With the start of EU6 in 2017 gasoline particulate filters (GPF) have been introduced to production vehicles. It is expected that by 2019 all gasoline direct injection engines sold in Europe will be equipped with a GPF. A similar trend is observed in China with a slight delay compared to Europe, but covering all gasoline engines, including those with port fuel injection technology.
With the introduction of GPFs, new requirements are introduced to the management of gasoline engines and their aftertreatment. One requirement is to protect the aftertreatment components from excessive temperatures and damage as result of uncontrolled soot oxidations. While the general fundamentals are similar to those in diesel applications, significant differences exist in the relevant details. In gasoline applications, for example, one of the worst case scenarios with respect to severe soot oxidations is a fuel cutoff during which oxygen is introduced, whereas the drop to idle, critical in diesel applications, is not of concern.

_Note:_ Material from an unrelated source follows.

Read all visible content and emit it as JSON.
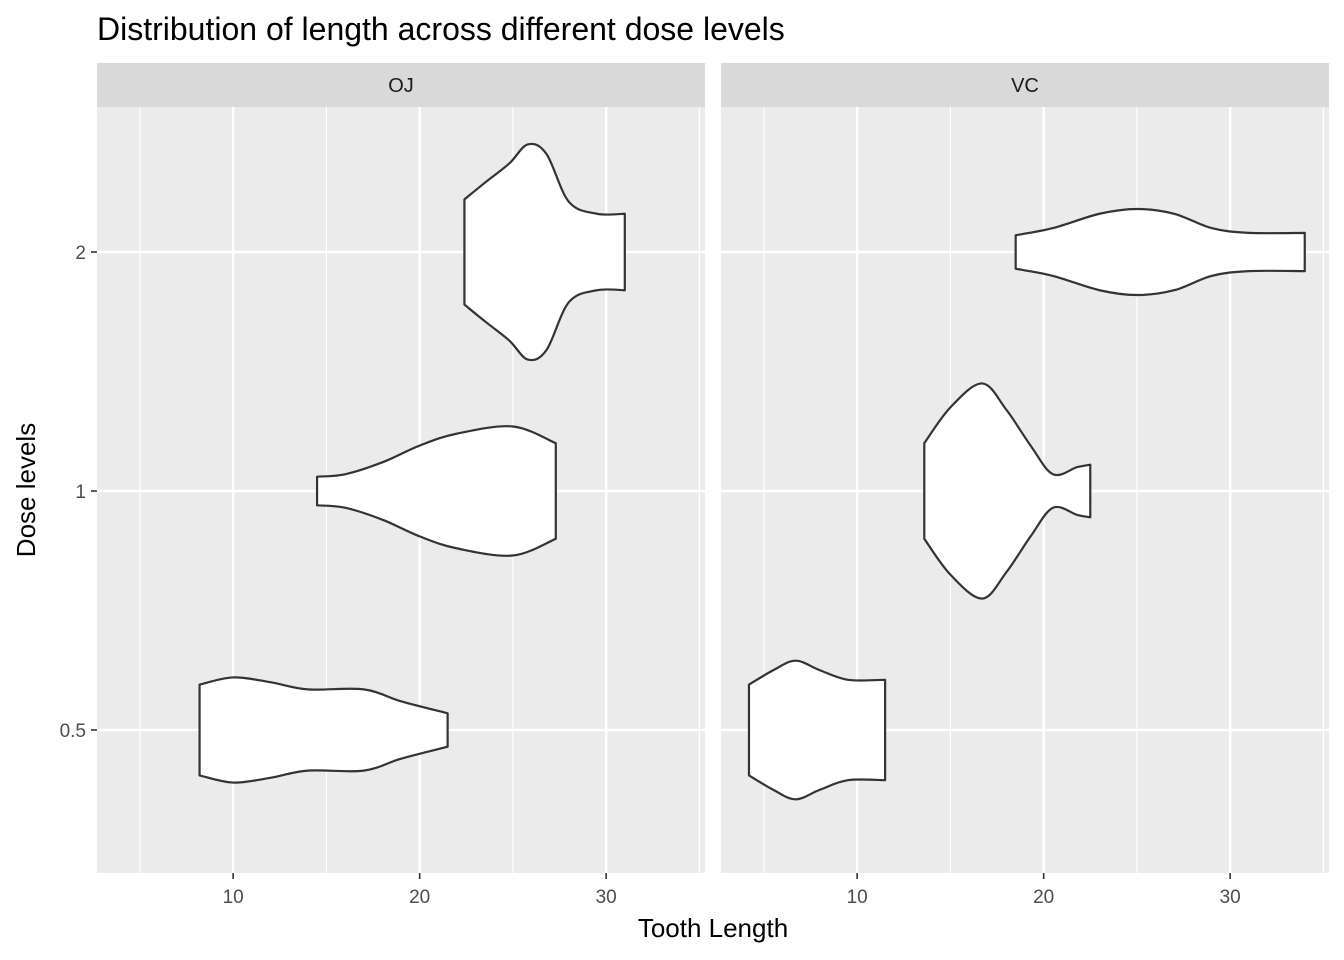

In this contribution, we will evaluate the sensitivity of the soot oxidation in gasoline particulate filters to various operating parameters. We will discuss results obtained by a combination of a broad set of data from fuel cutoff experiments performed on engine bench under different operating conditions as well as detailed numerical simulations. Different limiting cases and regimes as well as simplified methods to describe them will be introduced and discussed. The results will be relevant for developing software functionalities to manage the soot, to protect the filter component as well as for calibrations.